Filed under: Uncategorized — fatimashahbaz at 11:17 am on Tuesday, December 10, 2019

For this piece, I was inspired by our reading My Son the Fanatic┬áin Week 13 by Hanif Kureishi. The short story is centered around an immigrant father’s concern over a change in his son’s behavior. Throughout the story, we learn through bits and pieces that his son has become more religious, to the point where he could be considered a “fundamentalist” or a “fanatic” for his devout following and submission to Islam. Throughout the story, we see the son challenge the father for his unIslamic practices, and the father grow increasingly frustrated with his. son. But it all escalates once the son disrespects his father’s “friend” on the basis of her occupation as a prostitute, which pushes the father into a blind rage. The story ends with the father violently beating the son, and the phrase “who is fanatic now?”
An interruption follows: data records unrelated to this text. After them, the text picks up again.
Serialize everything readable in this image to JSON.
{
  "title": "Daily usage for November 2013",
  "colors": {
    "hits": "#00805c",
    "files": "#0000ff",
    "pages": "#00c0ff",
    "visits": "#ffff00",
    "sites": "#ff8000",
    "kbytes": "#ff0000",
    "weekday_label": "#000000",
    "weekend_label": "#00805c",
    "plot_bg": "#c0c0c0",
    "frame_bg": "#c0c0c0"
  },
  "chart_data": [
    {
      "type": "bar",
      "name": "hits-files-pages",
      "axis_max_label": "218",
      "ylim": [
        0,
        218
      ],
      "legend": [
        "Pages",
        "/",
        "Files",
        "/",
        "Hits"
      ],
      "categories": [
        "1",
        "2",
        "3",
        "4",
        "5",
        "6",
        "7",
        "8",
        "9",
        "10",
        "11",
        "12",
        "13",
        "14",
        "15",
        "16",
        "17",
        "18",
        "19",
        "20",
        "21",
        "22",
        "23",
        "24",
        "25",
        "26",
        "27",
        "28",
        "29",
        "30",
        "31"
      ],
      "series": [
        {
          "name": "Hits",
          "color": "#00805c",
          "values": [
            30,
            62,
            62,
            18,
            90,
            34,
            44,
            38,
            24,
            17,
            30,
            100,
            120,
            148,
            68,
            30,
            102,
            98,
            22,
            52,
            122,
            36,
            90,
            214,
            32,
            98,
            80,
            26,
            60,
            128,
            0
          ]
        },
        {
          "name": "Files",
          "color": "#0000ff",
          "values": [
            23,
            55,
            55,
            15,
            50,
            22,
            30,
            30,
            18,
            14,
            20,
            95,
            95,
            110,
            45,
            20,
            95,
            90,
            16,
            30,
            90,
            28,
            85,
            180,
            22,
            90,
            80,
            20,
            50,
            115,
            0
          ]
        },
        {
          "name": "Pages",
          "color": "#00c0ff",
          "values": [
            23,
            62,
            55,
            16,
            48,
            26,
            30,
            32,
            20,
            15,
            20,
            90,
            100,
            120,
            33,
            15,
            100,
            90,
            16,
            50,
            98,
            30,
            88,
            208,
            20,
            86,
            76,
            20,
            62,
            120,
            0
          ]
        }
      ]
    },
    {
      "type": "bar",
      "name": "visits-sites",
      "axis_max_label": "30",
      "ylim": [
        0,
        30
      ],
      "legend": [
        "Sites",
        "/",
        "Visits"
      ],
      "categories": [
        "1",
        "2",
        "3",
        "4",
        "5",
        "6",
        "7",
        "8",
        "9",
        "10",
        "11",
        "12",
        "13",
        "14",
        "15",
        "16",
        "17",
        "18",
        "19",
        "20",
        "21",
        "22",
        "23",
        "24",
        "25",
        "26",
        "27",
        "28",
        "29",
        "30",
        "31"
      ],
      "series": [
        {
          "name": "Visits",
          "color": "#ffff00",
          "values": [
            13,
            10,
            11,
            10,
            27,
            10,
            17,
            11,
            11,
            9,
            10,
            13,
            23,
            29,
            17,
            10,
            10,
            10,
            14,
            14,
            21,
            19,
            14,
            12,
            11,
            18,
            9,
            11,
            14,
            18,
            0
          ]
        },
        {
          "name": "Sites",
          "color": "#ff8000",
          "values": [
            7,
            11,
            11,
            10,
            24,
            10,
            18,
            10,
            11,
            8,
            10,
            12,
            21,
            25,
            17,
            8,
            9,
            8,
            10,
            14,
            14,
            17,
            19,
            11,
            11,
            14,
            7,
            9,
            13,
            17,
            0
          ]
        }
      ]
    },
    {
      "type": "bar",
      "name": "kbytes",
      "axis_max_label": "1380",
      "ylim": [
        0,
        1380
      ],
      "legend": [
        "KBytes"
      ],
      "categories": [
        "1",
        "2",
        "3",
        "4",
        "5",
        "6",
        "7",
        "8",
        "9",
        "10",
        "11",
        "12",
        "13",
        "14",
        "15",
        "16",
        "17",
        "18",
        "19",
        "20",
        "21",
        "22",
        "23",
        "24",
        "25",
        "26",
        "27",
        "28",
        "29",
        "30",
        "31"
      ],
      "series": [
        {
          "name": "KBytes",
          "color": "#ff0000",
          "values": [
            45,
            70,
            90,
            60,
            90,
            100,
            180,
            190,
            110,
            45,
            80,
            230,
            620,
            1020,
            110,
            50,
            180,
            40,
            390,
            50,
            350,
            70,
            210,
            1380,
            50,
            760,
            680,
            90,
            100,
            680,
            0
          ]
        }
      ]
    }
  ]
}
I specifically chose to use paint, as opposed to any other artistic material, in the piece because of its inherently bold and messy nature. The word fanatic is bold. It holds power. It has the ability to cast a judgment on others practice, but by inverting the color and the depiction of the two figures, we turn that judgement into a guessing game–who is a fanatic? Who has the power to call the other out? I intentionally depicted both figures as somewhat ominous and out of place to connect to Kureishi’s writing about alienation and xenophobia growing up as a Pakistani Muslim in the UK. Neither figure is accepted by the viewer on first glance. Both are considered strange and ominous, even though one may try as hard as they can. We don’t know who the true fanatic is, because both can be considered fanatic for different reasons: one for their devotion to a dogmatic, fundamentalist Islam, and the other for their blind acceptance of Western society.